Not one, but a body of court cases and judgements.
Not one, but hundreds of resolved complaints.
But only one, potentially disastrous draft piece of legislation.
The debate over the Federal Government’s move to repeal existing laws designed to give victims of racism in Australia some recourse has generated tremendous heat, but little light.
Clearly, issues of racism, free speech and interpretations of the way societies function impact on the heart and soul of our nation.
Which is why the passions have been so intense, but also why it is so important that they are approached armed with knowledge and debated with integrity and honesty.
The first point – which can hardly be emphasised enough – is that there is a status quo in which anti-racism legislation operates and has been operating for almost two decades.
It is the Government enacting radical policy change in this regard, not supporters of the existing Section 18 of the Racial Discrimination Act.
This is well-known to most people leading the public discourse. Yet in many quarters, the perception is current that some unidentified, but pejoratively labelled “social engineers” are trying to foist life-changing restrictions on free speech on a recently awakened Australian populace.
It is not unreasonable to ask the advocates of change to explain why they are driven to strip Australians of rights we have enjoyed for so many years?

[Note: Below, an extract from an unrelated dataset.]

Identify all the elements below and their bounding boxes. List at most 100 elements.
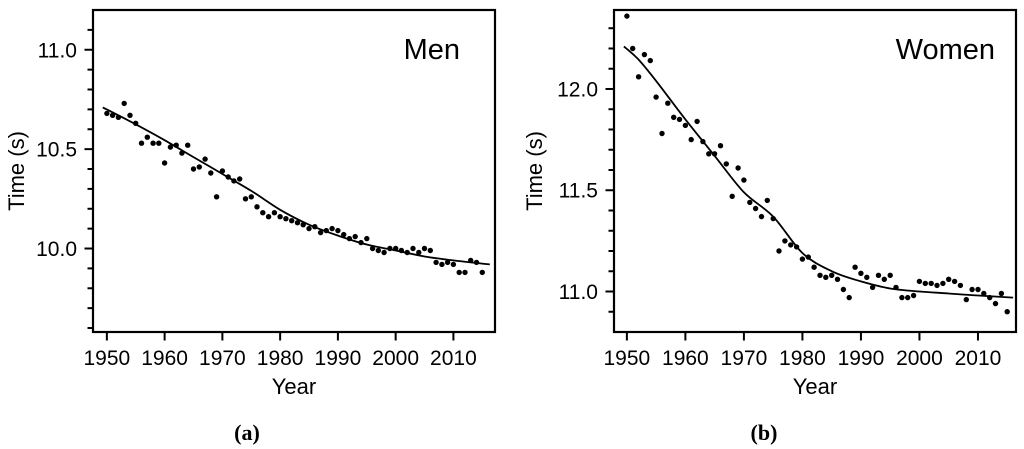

The second fact that should be part of every serious discussion of this matter is the fact that the law we enjoy came about after a series of inquiries, reviews and extended political deliberation.
It came about after investigations into anecdotal reports that individuals, or groups of individuals, were harassing, intimidating and otherwise bullying other Australians on the basis of the victims’ perceived race, religion, nationality or ethnicity.
The National Inquiry into Racist Violence not only documented and verified a series of attacks perpetrated by racists around Australia, but also looked at the broader context in which these were taking place.
The lack of recourse for victims, or even clear articulation as to what was and what was not socially acceptable in Australia, was identified as a serious issue.
Unlike most of the people involved in this debate, I have actual knowledge of how the law changed the environment in this country, and how racist extremists responded to it.
I also have been involved in complaints which have been adjudicated, dropped due to the length of time it was taking to settle, conciliated and where perpetrators of racist harassment, defamation and incitement were subjected to court orders.
The law is not perfect, but I doubt any law has ever been perfect.
However, much of the legitimate criticism directed at it has actually centred on how weak the law is, how difficult it is to use, how it hasn’t covered many situations which it appears would have been included in different political circumstances and how under-utilised it has been.
Despite the pop-sociology employed by some who now seek to strip Australians of the right to live free of untrammelled racist harassment and abuse, there is absolutely no evidence to support the view that it came about due to some leftist, post-Marxist social engineers seeking to introduce social division.
Indeed, if those critics had been involved in the debate two decades ago, they would have seen how support for legal change came from across the political spectrum and was not even supported by many self-described progressive organisations – some of whom knew in their hearts that they used racism as a political tool.
There are people who genuinely believe that the best way to combat hate speech is through other speech, but such people have a mountain of self-belief but a paucity of evidence that such a strategy has ever worked, anywhere.
When the debate returns to the real subject – racism and what to do about it – much of the opposition to the existing law is exposed as intellectually barren.